Bir insanın anavatanı madem çocukluğu diyorlar, büyüyünce
neden bu çocukluktan uzaklaşıyoruz da “Çocuk gibi hissettim kendimi” diyoruz? Ne
zaman unutuyoruz çocukça duyguları? Hangi ara yetişkinlerin acımasız dünyasında
kendimizi buluyoruz? Ben bugün 25 kuruşluk mutlulukla, çocukça duygularımı ne
zaman unuttuğumu sormaya başladım… Belki siz kendinize sorarsanız bulursunuz.

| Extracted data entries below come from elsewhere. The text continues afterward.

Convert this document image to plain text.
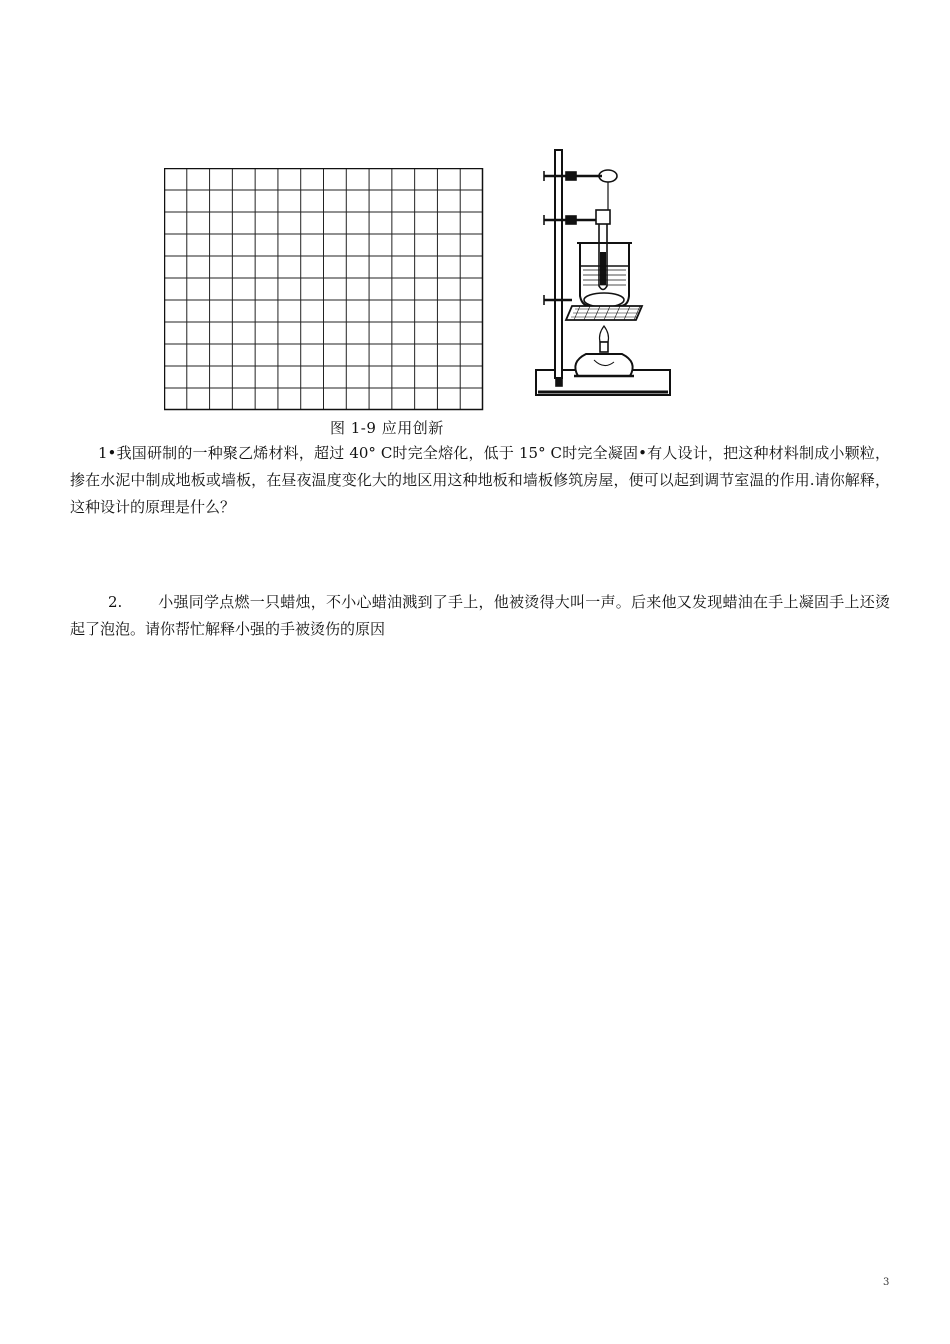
图 1-9 应用创新
1•我国研制的一种聚乙烯材料，超过 40° C时完全熔化，低于 15° C时完全凝固•有人设计，把这种材料制成小颗粒，掺在水泥中制成地板或墙板，在昼夜温度变化大的地区用这种地板和墙板修筑房屋，便可以起到调节室温的作用.请你解释，这种设计的原理是什么？
2. 小强同学点燃一只蜡烛，不小心蜡油溅到了手上，他被烫得大叫一声。后来他又发现蜡油在手上凝固手上还烫起了泡泡。请你帮忙解释小强的手被烫伤的原因
3
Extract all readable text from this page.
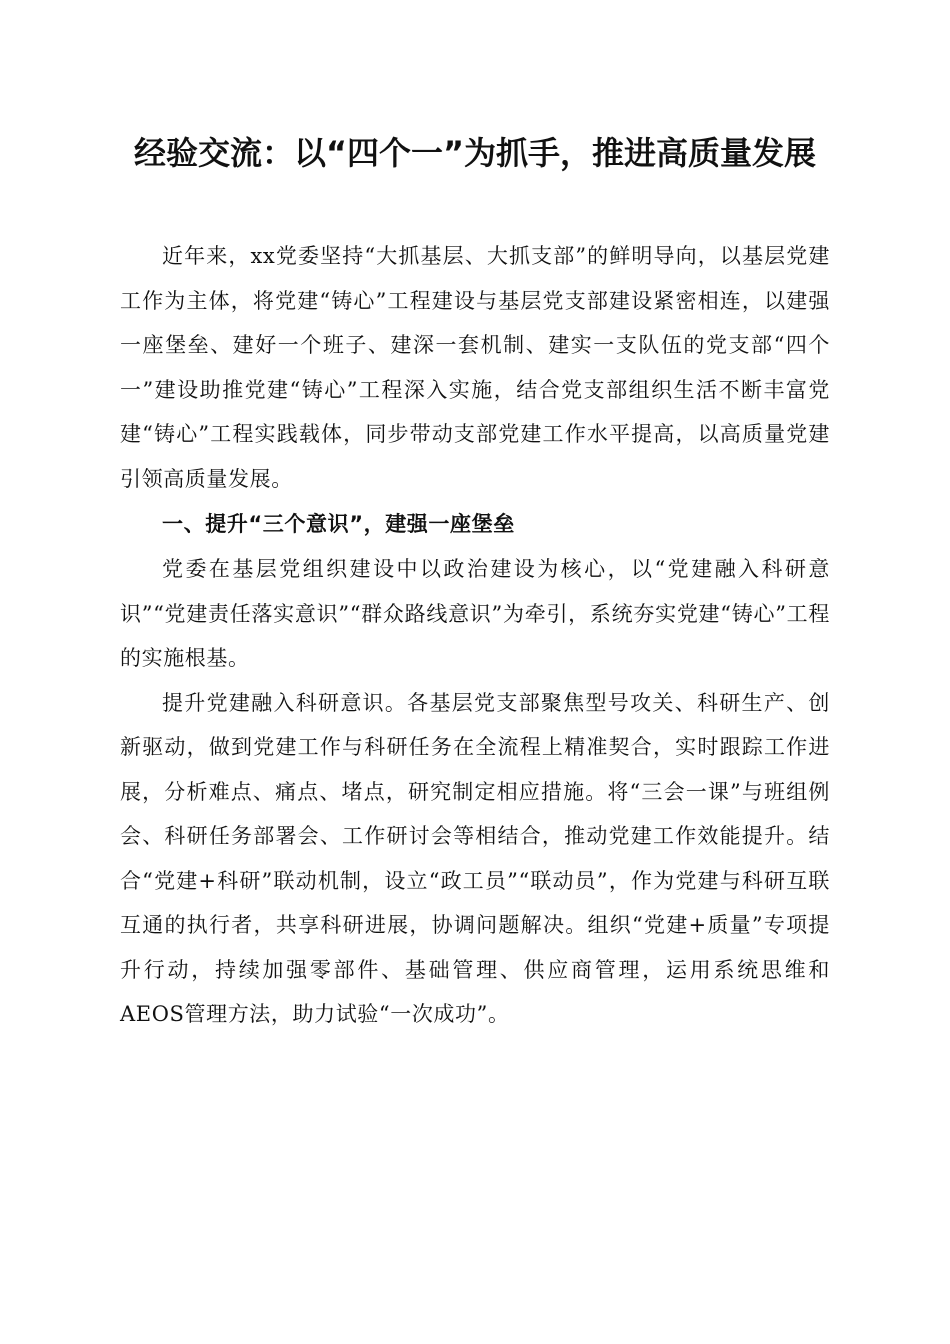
经验交流：以“四个一”为抓手，推进高质量发展

近年来，xx党委坚持“大抓基层、大抓支部”的鲜明导向，以基层党建工作为主体，将党建“铸心”工程建设与基层党支部建设紧密相连，以建强一座堡垒、建好一个班子、建深一套机制、建实一支队伍的党支部“四个一”建设助推党建“铸心”工程深入实施，结合党支部组织生活不断丰富党建“铸心”工程实践载体，同步带动支部党建工作水平提高，以高质量党建引领高质量发展。

一、提升“三个意识”，建强一座堡垒

党委在基层党组织建设中以政治建设为核心，以“党建融入科研意识”“党建责任落实意识”“群众路线意识”为牵引，系统夯实党建“铸心”工程的实施根基。

提升党建融入科研意识。各基层党支部聚焦型号攻关、科研生产、创新驱动，做到党建工作与科研任务在全流程上精准契合，实时跟踪工作进展，分析难点、痛点、堵点，研究制定相应措施。将“三会一课”与班组例会、科研任务部署会、工作研讨会等相结合，推动党建工作效能提升。结合“党建+科研”联动机制，设立“政工员”“联动员”，作为党建与科研互联互通的执行者，共享科研进展，协调问题解决。组织“党建+质量”专项提升行动，持续加强零部件、基础管理、供应商管理，运用系统思维和AEOS管理方法，助力试验“一次成功”。
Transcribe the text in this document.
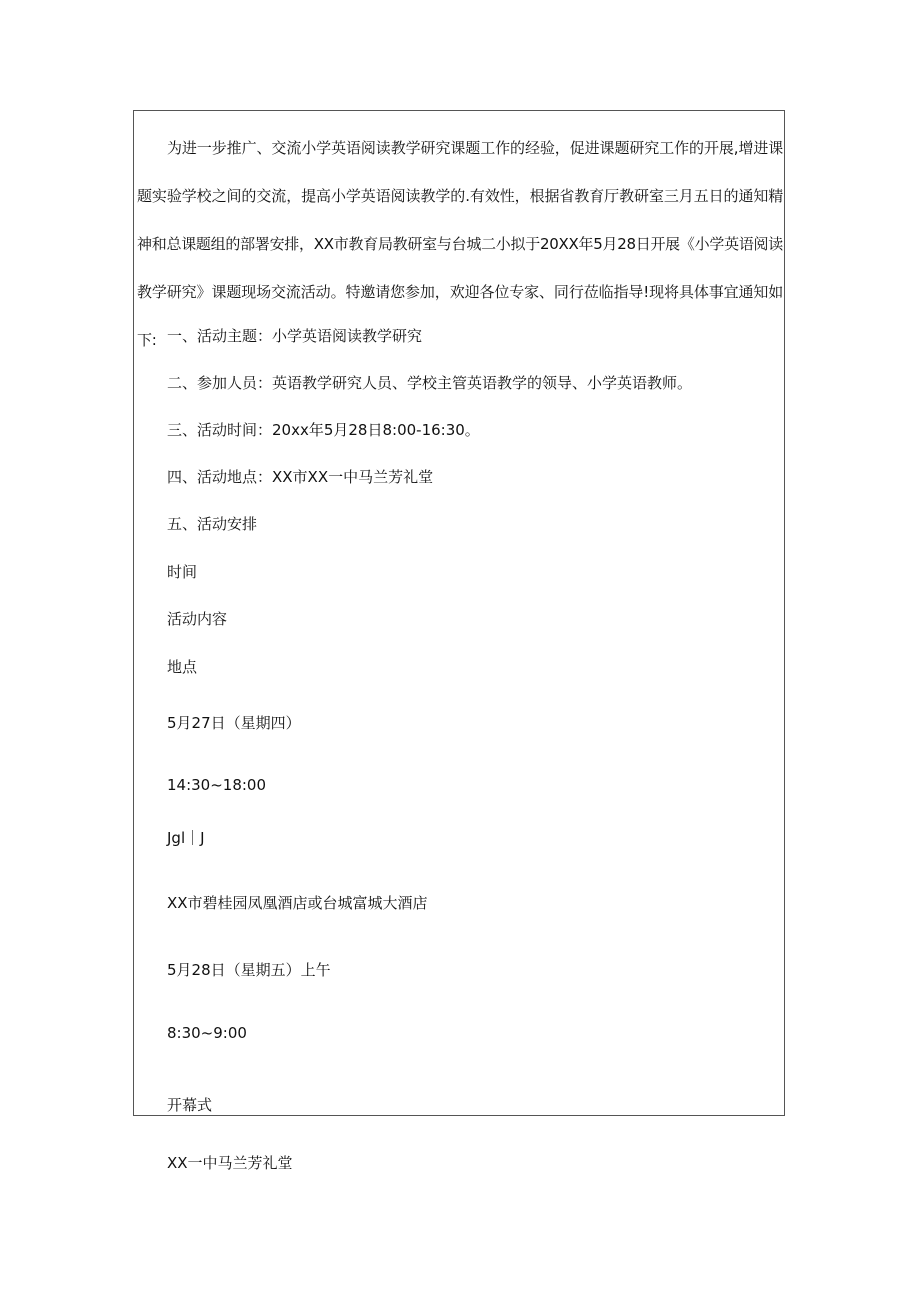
为进一步推广、交流小学英语阅读教学研究课题工作的经验，促进课题研究工作的开展,增进课题实验学校之间的交流，提高小学英语阅读教学的.有效性，根据省教育厅教研室三月五日的通知精神和总课题组的部署安排，XX市教育局教研室与台城二小拟于20XX年5月28日开展《小学英语阅读教学研究》课题现场交流活动。特邀请您参加，欢迎各位专家、同行莅临指导!现将具体事宜通知如下: 一、活动主题：小学英语阅读教学研究

二、参加人员：英语教学研究人员、学校主管英语教学的领导、小学英语教师。

三、活动时间：20xx年5月28日8:00-16:30。

四、活动地点：XX市XX一中马兰芳礼堂

五、活动安排

时间

活动内容

地点

5月27日（星期四）

14:30~18:00

Jgl｜J

XX市碧桂园凤凰酒店或台城富城大酒店

5月28日（星期五）上午

8:30~9:00

开幕式

XX一中马兰芳礼堂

Ben henüz bulabilmiş değilim.
Mutluluk üzerine konferans veren profesörler, birkaç saatlik
konuşmalarında nasıl mutlu olunacağını anlatır oldu. Mutluluk üzerine kitaplar çoksatar,
sosyal medyada mutluluğun formülü diye adlandırılan paylaşımlar hızla yayılır
oldu. Gerçekten ya hiç kimse mutlu değildi ya da en son ne zaman çocukça
mutlulukları yarıda bıraktıklarını hatırlamıyorlardı.
Tüketiyoruz diye düşünüyorum. Hem de hızla, acımasızca
tüketiyoruz… Mutluluk da araya kaynayıp gidiyor. Oysa her şeyden önce mutluluğu
elimizde tutmamız gerekiyordu. Bu kadar çok hatasız yaşayalım, eleştirilere
maruz kalmayalım, mükemmel olalım derken en büyük hatayı mutluluğu, çocukça
mutluluğu çok gerilerde bırakıyoruz. Oysa çocukluğumuza emanet etsek, hep
yanımızda olacak mutluluk, göz kırpma aralığında duracak. Ama ne yazık ki biz
onu terk etmeyi yeğliyoruz. Öyle telaşlı, öyle yoğun koşturuyoruz ki! Nereye
yetişmek istediğimizin bile farkına varamadan, sadece koşmayı önemsiyoruz.
Çocukken ağız dolusu kahkahayla güldüğünüzü hatırlayın ya da
sevinçten deliye döndüğünüzü: neydi o sizi bu denli mutlu eden? Belki bir
bayramlık, belki bir bisiklet, belki ilk kez kar görmek, ilk kez deniz kenarında oynamak…
Siz söyleyin neydi? Ne birçok insanın yaptığı davranışın yükü omuzlarınızdaydı,
ne söyledikleri, ne de düşündükleri… Hayal meyal haberleri izlediğinizi ya da
dinlediğinizi hatırlarsınız oyun oynarken. Zaten söz konusu arkadaşlarla oyunsa, aklınıza ne tuvalete gitmek gelir ne de karnınızdaki gümbürtüyü duyarsınız. Bu yüzden
sokakta yanınızdan geçen komşunun mahalle çocuklarına dağıttığı kuru ekmeğin tadı
damağınızda, kokusu burnunuzdadır…
Bu yüzden 25 kuruşluk minik bir uğur böceği, içinden çıkan
şekeriyle onlarca çocuğa mutluluğu yaşatır. Çünkü çocukluk hesapsızdır, maliyet
aramaz. Çünkü çocukluk ciddiyettir, merak edip öğrenirken gözleri fal taşı gibi
açılır. Çünkü çocukluk adildir, büyük parça ekmeği kapana bir başka çocuk müdahale
eder. Çünkü çocukluk korkusuzdur, çekinmeden ağlar, kahkahayla güler. Merhametlidir,
oyunda dışlananı mutlaka bir diğeri oyuna çeker. Dürüsttür, süt içmediği için
madalya alamayacağını güvenle ifade eder. Unutur, kin tutmaz, affeder.
Cesaretlidir, sevdiği her şey için “Seviyorum” der.
Madem diyorum hepimiz çocuktuk, neden çocukluğumuzun
samimiyetini unuttuk? Hatırlamak isterseniz eğer, bence yapacağınız şeyi
biliyorsunuz : çocukça duyguları hatırlatan, mutluluğu emanet ettiğiniz yerden
bugüne taşımanızı sağlayan her şeyle ve herkesle oyuna devam edin!